Niacinamide, also known as nicotinamide, is a derivative of vitamin B3 and one of the best all-rounders in skincare. Used consistently, it helps regulate sebum production, visibly reduce pore size, fade blemish marks and improve overall skin texture, all with a very low risk of irritation. That combination is why it's turned up in thousands of formulations, from budget serums to luxury creams. If you want the full background first, read what niacinamide is and how it battles blemishes.
The good news: because it's so well tolerated, adding niacinamide to your routine is genuinely easy. Here's exactly where it goes.
Where niacinamide fits in your routine
Serum (the most common form): apply niacinamide serum right after cleansing and toning. These serums are almost always water-based, so they go on before moisturiser and before any thicker, oil-based serums. Thinnest to thickest, always. Apply it across the whole face, paying attention to areas with high sebum activity like the T-zone, then give it thirty seconds or so to absorb before the next step.
Moisturiser: plenty of pore-refining and anti-aging moisturisers now include niacinamide. These go toward the end of your routine, after cleansing, toning and serums, but before sunscreen and makeup. This is the easiest way to add niacinamide if you don't want an extra step.
Cleanser: some cleansers include it too, but contact time is so short that it's a bonus rather than a treatment. Don't rely on a wash-off product for niacinamide's benefits.
Morning or night?
Either, or both. Niacinamide is stable in sunlight and doesn't increase sun sensitivity, so unlike retinoids or strong acids there's no wrong time of day.
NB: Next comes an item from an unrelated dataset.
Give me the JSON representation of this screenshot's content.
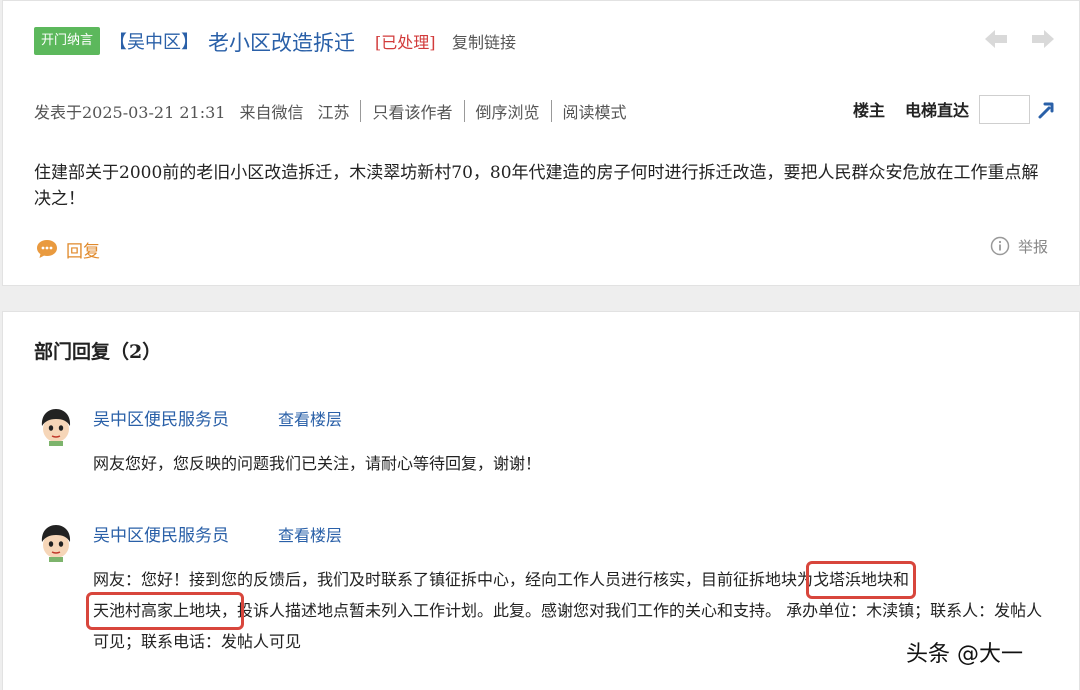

A common approach is niacinamide serum in the morning (it sits well under SPF and makeup and helps control midday shine) and stronger actives like retinol at night. If you're wondering how to layer everything correctly, this guide covers the full order.
What niacinamide layers well with
This is where niacinamide really shines: it plays nicely with almost everything.
- Hyaluronic acid: a perfect pairing. Hydration plus oil control, with zero conflict.
- Retinol: niacinamide actually helps offset retinoid dryness and irritation, making it a great companion for retinol nights.
- Salicylic acid: a strong combination for oily and congested skin; the BHA clears the pores while niacinamide regulates the oil that clogs them.
- Zinc: frequently combined in one formula (The Ordinary's 10% + 1% being the famous example) for extra blemish control.
What about vitamin C?
You may have read that niacinamide and vitamin C cancel each other out. The concern comes from old studies using unstabilised ingredients at high heat, and with modern formulas the interaction is largely a myth. That said, if you have sensitive skin, using them at the same moment can occasionally cause temporary flushing. The simple fix: vitamin C in the morning, niacinamide at night, or just leave a few minutes between layers.
Common mistakes to avoid
- Going too strong too fast. 10% is the popular strength, but 4-5% formulas deliver most of the benefits with even less irritation risk. More is not better with niacinamide; studies show diminishing returns above 10%, and very high concentrations can cause redness.
- Expecting overnight results. Pore and texture improvements typically show after 4 to 8 weeks of consistent use. Give it time.
- Treating it as an acne cure. Niacinamide supports blemish-prone skin, but it's not a treatment for ongoing acne. If you're dealing with persistent breakouts, consult a dermatologist or GP.
Niacinamide is about as low-effort as effective skincare gets: one pump after cleansing, morning or night, and let consistency do the work.